Targeting glucose-inhibited hippocampal CCK interneurons prevents cognitive impairment in diet-induced obesity.

Metabolic disorders are closely linked to increased risk of cognitive decline, with Western-style high-fat diets (HFDs) emerging as key contributors. However, the underlying cellular and molecular mechanisms remain unclear. Here, we demonstrate that short-term HFD (stHFD) consumption disrupts memory processing by inducing hyperactivity in dentate gyrus (DG) cholecystokinin-expressing interneurons (CCK-INs).

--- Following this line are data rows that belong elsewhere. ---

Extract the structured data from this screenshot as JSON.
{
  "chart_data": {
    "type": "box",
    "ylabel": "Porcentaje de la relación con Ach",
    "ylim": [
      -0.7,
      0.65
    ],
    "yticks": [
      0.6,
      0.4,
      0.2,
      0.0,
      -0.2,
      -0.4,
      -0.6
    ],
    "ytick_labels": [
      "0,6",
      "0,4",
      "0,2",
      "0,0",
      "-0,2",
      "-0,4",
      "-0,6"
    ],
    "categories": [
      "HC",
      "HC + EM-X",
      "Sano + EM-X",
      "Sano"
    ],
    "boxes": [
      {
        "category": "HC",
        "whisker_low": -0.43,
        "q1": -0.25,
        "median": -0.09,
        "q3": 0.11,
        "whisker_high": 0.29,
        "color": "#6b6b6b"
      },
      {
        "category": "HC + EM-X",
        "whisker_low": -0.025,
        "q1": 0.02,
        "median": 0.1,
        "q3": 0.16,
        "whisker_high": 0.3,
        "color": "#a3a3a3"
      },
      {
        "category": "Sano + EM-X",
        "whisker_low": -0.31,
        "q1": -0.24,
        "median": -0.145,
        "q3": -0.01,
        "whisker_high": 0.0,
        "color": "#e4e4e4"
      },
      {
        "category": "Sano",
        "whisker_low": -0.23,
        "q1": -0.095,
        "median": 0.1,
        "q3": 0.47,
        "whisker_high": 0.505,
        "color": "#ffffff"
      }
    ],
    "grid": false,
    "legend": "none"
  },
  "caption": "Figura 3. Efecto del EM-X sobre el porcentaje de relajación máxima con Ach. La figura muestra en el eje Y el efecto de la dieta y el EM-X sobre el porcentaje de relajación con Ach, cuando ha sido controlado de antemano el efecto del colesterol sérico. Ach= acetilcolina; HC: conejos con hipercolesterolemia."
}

We identify DG CCK-INs as glucose-inhibited neurons that become hyperactive in response to stHFD-induced reductions in DG glucose availability, coinciding with increased phosphorylation of the glycolytic enzyme pyruvate kinase M2 (PKM2). Restoring glucose availability, reducing PKM2 expression, or inhibiting PKM2 activity normalizes CCK-IN activity and rescues memory deficits. Furthermore, interventions preventing CCK-IN hyperactivity or PKM2 phosphorylation protect against long-term cognitive impairments in a diet-induced obesity mouse model. These findings reveal a previously unrecognized mechanism by which dietary metabolic stress disrupts hippocampal function and highlight DG CCK-INs and PKM2 as promising therapeutic targets for preventing cognitive decline associated with metabolic disorders.